Their tightly drilled movement catches the comic embarrassment of dawning libidinal urges – there are synchronised, slow-rising buttocks and erratically violent pelvic jerks. But the evening also taps the quiet tenderness at the show's heart."
"There's the odd fun number – the Green Day-style "Totally F***ed" has an infectious joy here – but this production can feel too tightly choreographed to bring out the gutsy rock and roll energy of Duncan Sheik's music. But if it never breaks out like a teenager's spotty face, there's serious power here. Melchior claims to care about social equality but it's painfully clear that his sexual interest in Wendla is a selfish one: she's left devastated by it, finally finding the pain her sheltered upbringing has been missing.
"Perhaps Spring Awakening originally struck more of a chord with Broadway audiences because the repressive world it depicts is closer to the high-pressure world of American high schools than more permissive British secondaries. But as Covid restrictions force us all further apart, its rich atmosphere of longing feels powerfully current. It's as soft and heartbreaking as an overheard sob in the night."
"Rupert Goold's revival captures this hunger, this sense of yearning. The characters, costumed by Nicky Gillibrand in a mixture of vaguely European pinafores and jackets with skewed school-ties, leggings and ripped jeans, thrust and lounge around Miriam Buether's brooding stepped set, a mix of classroom blackboard and a teenage goth's bedroom, the surfaces chalked with graffiti – including an eggplant emoji.

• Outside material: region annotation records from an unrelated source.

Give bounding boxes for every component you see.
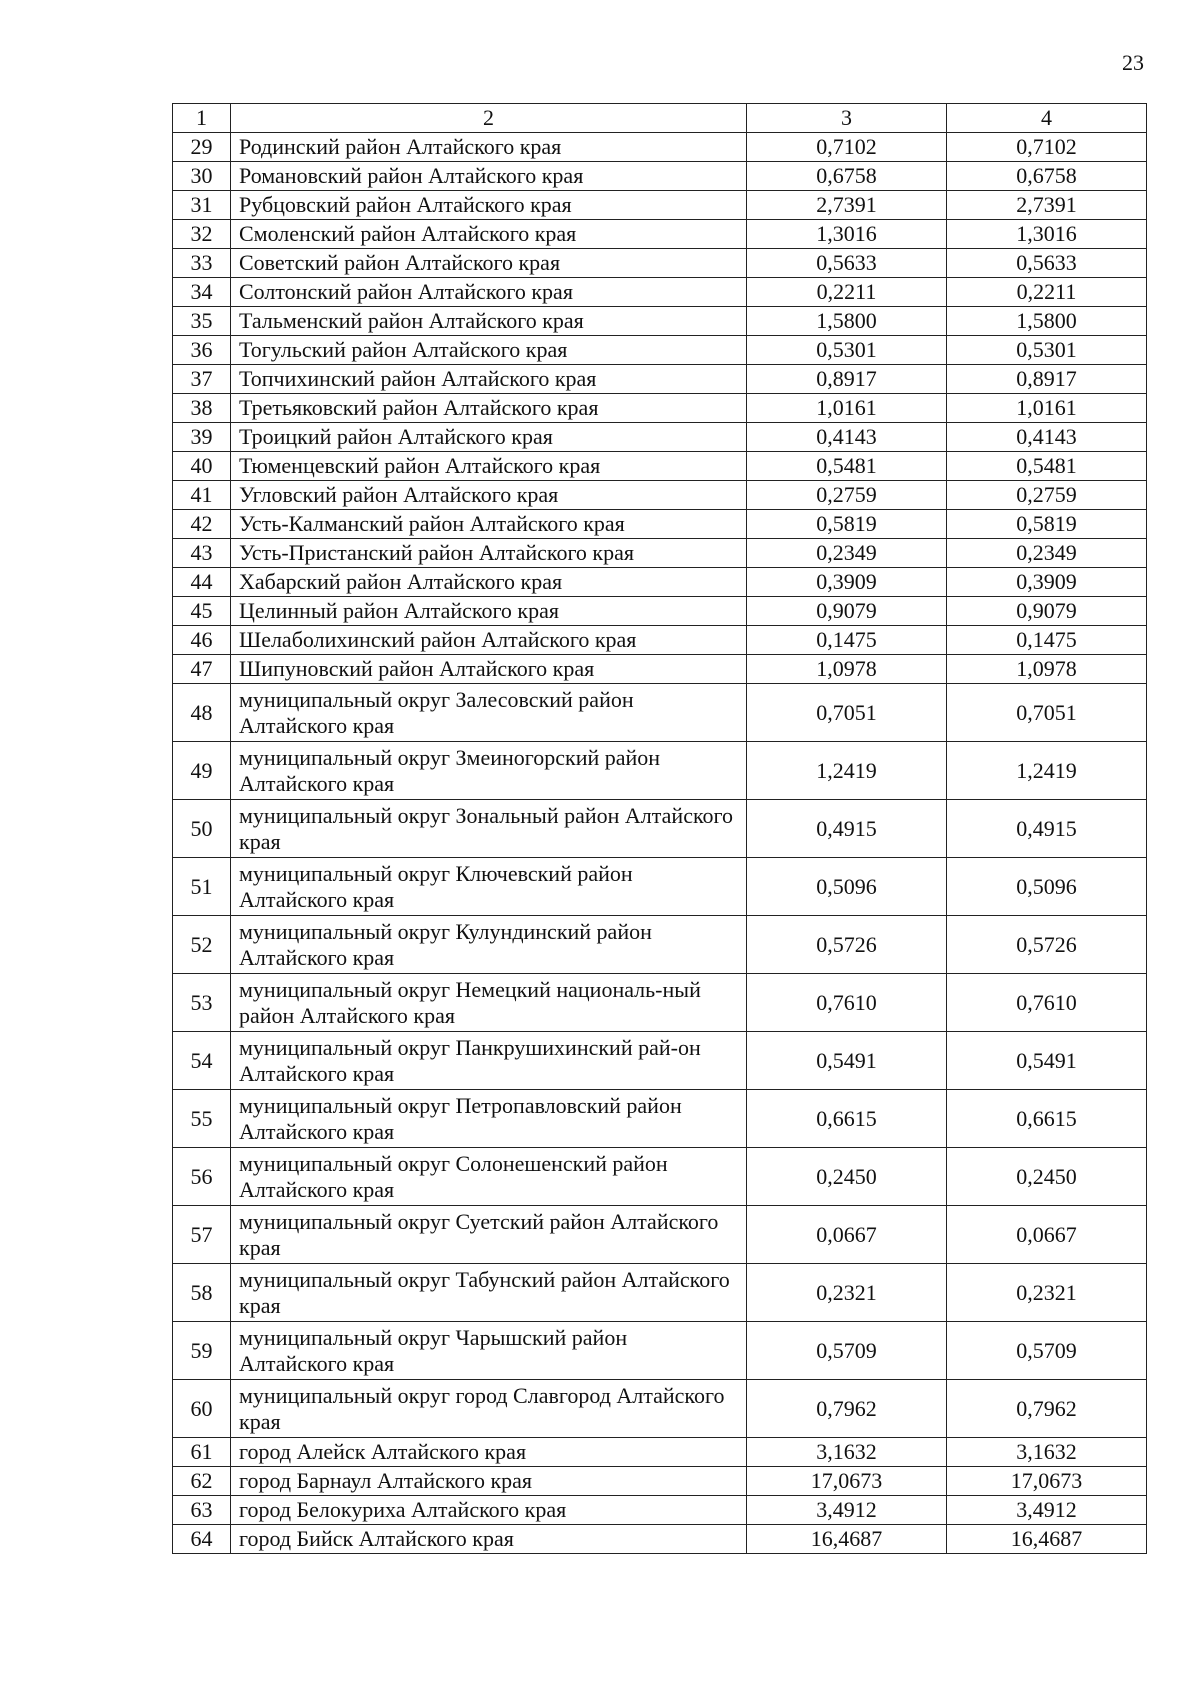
row-value-4-cell: 0,0667 <box>947 1206 1147 1264</box>
header-cell-4: 4 <box>947 104 1147 133</box>
row-value-3-cell: 1,0978 <box>747 655 947 684</box>
table-row <box>173 1380 1147 1438</box>
row-name-cell: Солтонский район Алтайского края <box>231 278 747 307</box>
table-body <box>173 104 1147 1554</box>
row-value-3-cell: 0,5709 <box>747 1322 947 1380</box>
row-number-cell: 54 <box>173 1032 231 1090</box>
row-value-3-cell: 1,3016 <box>747 220 947 249</box>
row-value-3-cell: 3,4912 <box>747 1496 947 1525</box>
row-value-3-cell: 1,2419 <box>747 742 947 800</box>
row-value-4-cell: 0,5709 <box>947 1322 1147 1380</box>
table-row <box>173 220 1147 249</box>
row-name-cell: Угловский район Алтайского края <box>231 481 747 510</box>
table-row <box>173 974 1147 1032</box>
row-value-4-cell: 0,8917 <box>947 365 1147 394</box>
row-value-3-cell: 1,5800 <box>747 307 947 336</box>
table-row <box>173 133 1147 162</box>
table-row <box>173 191 1147 220</box>
row-number-cell: 33 <box>173 249 231 278</box>
row-number-cell: 37 <box>173 365 231 394</box>
row-value-4-cell: 0,2759 <box>947 481 1147 510</box>
table-row <box>173 1032 1147 1090</box>
table-row <box>173 278 1147 307</box>
row-name-cell: муниципальный округ Чарышский район Алтайского края <box>231 1322 747 1380</box>
row-value-4-cell: 16,4687 <box>947 1525 1147 1554</box>
row-name-cell: Троицкий район Алтайского края <box>231 423 747 452</box>
table-row <box>173 684 1147 742</box>
row-value-4-cell: 3,1632 <box>947 1438 1147 1467</box>
row-value-3-cell: 16,4687 <box>747 1525 947 1554</box>
row-value-3-cell: 0,9079 <box>747 597 947 626</box>
row-value-4-cell: 0,5633 <box>947 249 1147 278</box>
row-number-cell: 55 <box>173 1090 231 1148</box>
row-name-cell: муниципальный округ Ключевский район Алтайского края <box>231 858 747 916</box>
table-row <box>173 1438 1147 1467</box>
row-number-cell: 29 <box>173 133 231 162</box>
table-row <box>173 568 1147 597</box>
row-value-3-cell: 0,2349 <box>747 539 947 568</box>
row-value-4-cell: 0,4143 <box>947 423 1147 452</box>
table-row <box>173 1525 1147 1554</box>
row-number-cell: 58 <box>173 1264 231 1322</box>
row-value-4-cell: 0,5301 <box>947 336 1147 365</box>
row-number-cell: 30 <box>173 162 231 191</box>
row-name-cell: Советский район Алтайского края <box>231 249 747 278</box>
row-value-4-cell: 0,5726 <box>947 916 1147 974</box>
row-value-3-cell: 0,2321 <box>747 1264 947 1322</box>
row-value-4-cell: 0,5491 <box>947 1032 1147 1090</box>
row-name-cell: Родинский район Алтайского края <box>231 133 747 162</box>
row-number-cell: 44 <box>173 568 231 597</box>
row-number-cell: 32 <box>173 220 231 249</box>
table-row <box>173 1264 1147 1322</box>
row-name-cell: Рубцовский район Алтайского края <box>231 191 747 220</box>
row-number-cell: 64 <box>173 1525 231 1554</box>
row-value-4-cell: 0,7051 <box>947 684 1147 742</box>
page-number: 23 <box>1122 50 1144 75</box>
row-name-cell: муниципальный округ Немецкий националь-ный район Алтайского края <box>231 974 747 1032</box>
row-value-3-cell: 0,6758 <box>747 162 947 191</box>
row-name-cell: муниципальный округ Панкрушихинский рай-он Алтайского края <box>231 1032 747 1090</box>
row-name-cell: муниципальный округ Кулундинский район Алтайского края <box>231 916 747 974</box>
row-name-cell: Тюменцевский район Алтайского края <box>231 452 747 481</box>
row-name-cell: Третьяковский район Алтайского края <box>231 394 747 423</box>
table-row <box>173 916 1147 974</box>
row-value-4-cell: 0,3909 <box>947 568 1147 597</box>
row-value-3-cell: 0,8917 <box>747 365 947 394</box>
row-value-3-cell: 0,4915 <box>747 800 947 858</box>
row-name-cell: город Бийск Алтайского края <box>231 1525 747 1554</box>
row-value-4-cell: 0,7102 <box>947 133 1147 162</box>
table-row <box>173 249 1147 278</box>
row-number-cell: 59 <box>173 1322 231 1380</box>
row-value-4-cell: 0,4915 <box>947 800 1147 858</box>
table-row <box>173 539 1147 568</box>
row-value-4-cell: 0,9079 <box>947 597 1147 626</box>
row-number-cell: 53 <box>173 974 231 1032</box>
row-value-3-cell: 0,7962 <box>747 1380 947 1438</box>
row-number-cell: 31 <box>173 191 231 220</box>
row-number-cell: 63 <box>173 1496 231 1525</box>
header-cell-1: 1 <box>173 104 231 133</box>
row-value-3-cell: 0,7051 <box>747 684 947 742</box>
row-value-3-cell: 0,3909 <box>747 568 947 597</box>
row-name-cell: муниципальный округ Суетский район Алтайского края <box>231 1206 747 1264</box>
row-value-3-cell: 0,5491 <box>747 1032 947 1090</box>
row-value-3-cell: 0,5301 <box>747 336 947 365</box>
row-number-cell: 42 <box>173 510 231 539</box>
table-row <box>173 1148 1147 1206</box>
row-name-cell: Целинный район Алтайского края <box>231 597 747 626</box>
row-name-cell: Шипуновский район Алтайского края <box>231 655 747 684</box>
row-number-cell: 52 <box>173 916 231 974</box>
table-row <box>173 394 1147 423</box>
row-number-cell: 38 <box>173 394 231 423</box>
row-number-cell: 61 <box>173 1438 231 1467</box>
row-name-cell: муниципальный округ Зональный район Алтайского края <box>231 800 747 858</box>
table-row <box>173 423 1147 452</box>
row-value-3-cell: 0,5726 <box>747 916 947 974</box>
row-value-4-cell: 0,6758 <box>947 162 1147 191</box>
row-name-cell: Усть-Калманский район Алтайского края <box>231 510 747 539</box>
table-row <box>173 1206 1147 1264</box>
row-name-cell: Хабарский район Алтайского края <box>231 568 747 597</box>
row-value-4-cell: 1,2419 <box>947 742 1147 800</box>
table-row <box>173 510 1147 539</box>
row-value-3-cell: 0,7102 <box>747 133 947 162</box>
header-row <box>173 104 1147 133</box>
row-value-3-cell: 0,5633 <box>747 249 947 278</box>
row-name-cell: муниципальный округ Залесовский район Алтайского края <box>231 684 747 742</box>
row-value-4-cell: 0,2321 <box>947 1264 1147 1322</box>
row-value-4-cell: 0,6615 <box>947 1090 1147 1148</box>
table-row <box>173 1496 1147 1525</box>
row-value-4-cell: 0,7610 <box>947 974 1147 1032</box>
row-value-4-cell: 1,0978 <box>947 655 1147 684</box>
row-name-cell: Усть-Пристанский район Алтайского края <box>231 539 747 568</box>
row-value-4-cell: 1,5800 <box>947 307 1147 336</box>
row-number-cell: 41 <box>173 481 231 510</box>
row-name-cell: муниципальный округ город Славгород Алтайского края <box>231 1380 747 1438</box>
table-row <box>173 800 1147 858</box>
row-number-cell: 40 <box>173 452 231 481</box>
row-value-3-cell: 0,1475 <box>747 626 947 655</box>
row-name-cell: муниципальный округ Табунский район Алтайского края <box>231 1264 747 1322</box>
row-name-cell: муниципальный округ Солонешенский район Алтайского края <box>231 1148 747 1206</box>
row-name-cell: город Белокуриха Алтайского края <box>231 1496 747 1525</box>
table-row <box>173 1090 1147 1148</box>
row-number-cell: 34 <box>173 278 231 307</box>
row-name-cell: муниципальный округ Змеиногорский район Алтайского края <box>231 742 747 800</box>
row-value-4-cell: 0,7962 <box>947 1380 1147 1438</box>
row-number-cell: 35 <box>173 307 231 336</box>
data-table <box>172 103 1147 1554</box>
row-name-cell: Шелаболихинский район Алтайского края <box>231 626 747 655</box>
row-name-cell: Топчихинский район Алтайского края <box>231 365 747 394</box>
row-value-4-cell: 3,4912 <box>947 1496 1147 1525</box>
row-value-4-cell: 1,3016 <box>947 220 1147 249</box>
header-cell-2: 2 <box>231 104 747 133</box>
row-number-cell: 56 <box>173 1148 231 1206</box>
row-value-4-cell: 2,7391 <box>947 191 1147 220</box>
row-number-cell: 46 <box>173 626 231 655</box>
row-number-cell: 62 <box>173 1467 231 1496</box>
row-value-3-cell: 0,6615 <box>747 1090 947 1148</box>
row-value-3-cell: 0,5096 <box>747 858 947 916</box>
row-value-4-cell: 0,5096 <box>947 858 1147 916</box>
row-number-cell: 45 <box>173 597 231 626</box>
row-value-3-cell: 0,5481 <box>747 452 947 481</box>
row-value-3-cell: 2,7391 <box>747 191 947 220</box>
row-number-cell: 51 <box>173 858 231 916</box>
row-value-4-cell: 0,2450 <box>947 1148 1147 1206</box>
row-number-cell: 57 <box>173 1206 231 1264</box>
header-cell-3: 3 <box>747 104 947 133</box>
row-value-4-cell: 0,2211 <box>947 278 1147 307</box>
table-row <box>173 307 1147 336</box>
row-number-cell: 43 <box>173 539 231 568</box>
row-value-3-cell: 3,1632 <box>747 1438 947 1467</box>
row-value-4-cell: 0,5481 <box>947 452 1147 481</box>
table-row <box>173 1322 1147 1380</box>
row-number-cell: 36 <box>173 336 231 365</box>
row-name-cell: город Алейск Алтайского края <box>231 1438 747 1467</box>
row-value-3-cell: 0,7610 <box>747 974 947 1032</box>
row-value-3-cell: 0,2211 <box>747 278 947 307</box>
row-value-3-cell: 0,0667 <box>747 1206 947 1264</box>
table-row <box>173 858 1147 916</box>
row-value-3-cell: 0,2450 <box>747 1148 947 1206</box>
row-name-cell: Тальменский район Алтайского края <box>231 307 747 336</box>
table-row <box>173 336 1147 365</box>
table-row <box>173 452 1147 481</box>
row-value-4-cell: 0,1475 <box>947 626 1147 655</box>
table-row <box>173 655 1147 684</box>
table-row <box>173 597 1147 626</box>
row-name-cell: Романовский район Алтайского края <box>231 162 747 191</box>
row-name-cell: Тогульский район Алтайского края <box>231 336 747 365</box>
row-value-4-cell: 0,5819 <box>947 510 1147 539</box>
row-number-cell: 50 <box>173 800 231 858</box>
row-name-cell: Смоленский район Алтайского края <box>231 220 747 249</box>
row-value-4-cell: 1,0161 <box>947 394 1147 423</box>
row-number-cell: 39 <box>173 423 231 452</box>
row-number-cell: 48 <box>173 684 231 742</box>
row-number-cell: 47 <box>173 655 231 684</box>
table-row <box>173 162 1147 191</box>
row-value-3-cell: 0,5819 <box>747 510 947 539</box>
table-row <box>173 626 1147 655</box>
row-name-cell: город Барнаул Алтайского края <box>231 1467 747 1496</box>
row-value-4-cell: 0,2349 <box>947 539 1147 568</box>
row-number-cell: 49 <box>173 742 231 800</box>
row-number-cell: 60 <box>173 1380 231 1438</box>
table-row <box>173 481 1147 510</box>
table-row <box>173 365 1147 394</box>
row-value-3-cell: 0,2759 <box>747 481 947 510</box>
table-row <box>173 742 1147 800</box>
table-row <box>173 1467 1147 1496</box>
row-value-3-cell: 17,0673 <box>747 1467 947 1496</box>
row-value-3-cell: 1,0161 <box>747 394 947 423</box>
row-value-3-cell: 0,4143 <box>747 423 947 452</box>
row-name-cell: муниципальный округ Петропавловский район Алтайского края <box>231 1090 747 1148</box>
row-value-4-cell: 17,0673 <box>947 1467 1147 1496</box>
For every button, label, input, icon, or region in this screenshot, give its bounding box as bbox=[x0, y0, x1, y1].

"Laurie Kynaston plays the superficially confident Melchior, who embarks on a tentative relationship with the buttoned-up Wendla (Amara Okereke, getting a chance to demonstrate her considerable vocal skill), who has been kept in a prison of ignorance by her mother, ostensibly for her own protection."
"It is audacious of Rupert Goold to stage a flamboyantly morose alt-rock musical about teenage repression and rebellion for a Christmas show. Based on Frank Wedekind's 1891 play – banned or censored across the ages – it does not have many fuzzy edges and its staging now feels more refreshing for it."
"More of an orchestration than an emotionally enveloping drama, the plot between Melchior and Wendla does build power in the second half, and the production has some striking moments, such as Melchior's atmospheric number "The Bitch of Living", about desire and anxiety, and a masturbation fantasy excellently performed by Nathan Armarkwei-Laryea as Hänschen. The performances are all striking and the leads seem on their way to becoming tomorrow's stars."
"Here's a minor mystery. Why has Steven Sater and Duncan Sheik's ponderous musical adaptation of Frank Wedekind's play about adolescent angst won so much praise since it opened on Broadway 15 years ago? Is it due to the show's novelty value? Here are characters from the repressed 19th century belting out unbuttoned rock anthems. Or is it because self-consciously "dark" subjects — from masturbation to suicide, abortion to thrashed buttocks — are deemed to be more profound than musical theatre's usual fare? Are middle-aged reviewers simply desperate to get down with the kids?
"The one reason to see Rupert Goold's revival is to soak up some of the energy pouring from an eager young cast. As with that cult teen musical Be More Chill (which had a well-deserved West End run earlier this year) the rough edges add a sense of heart-on-sleeve passion."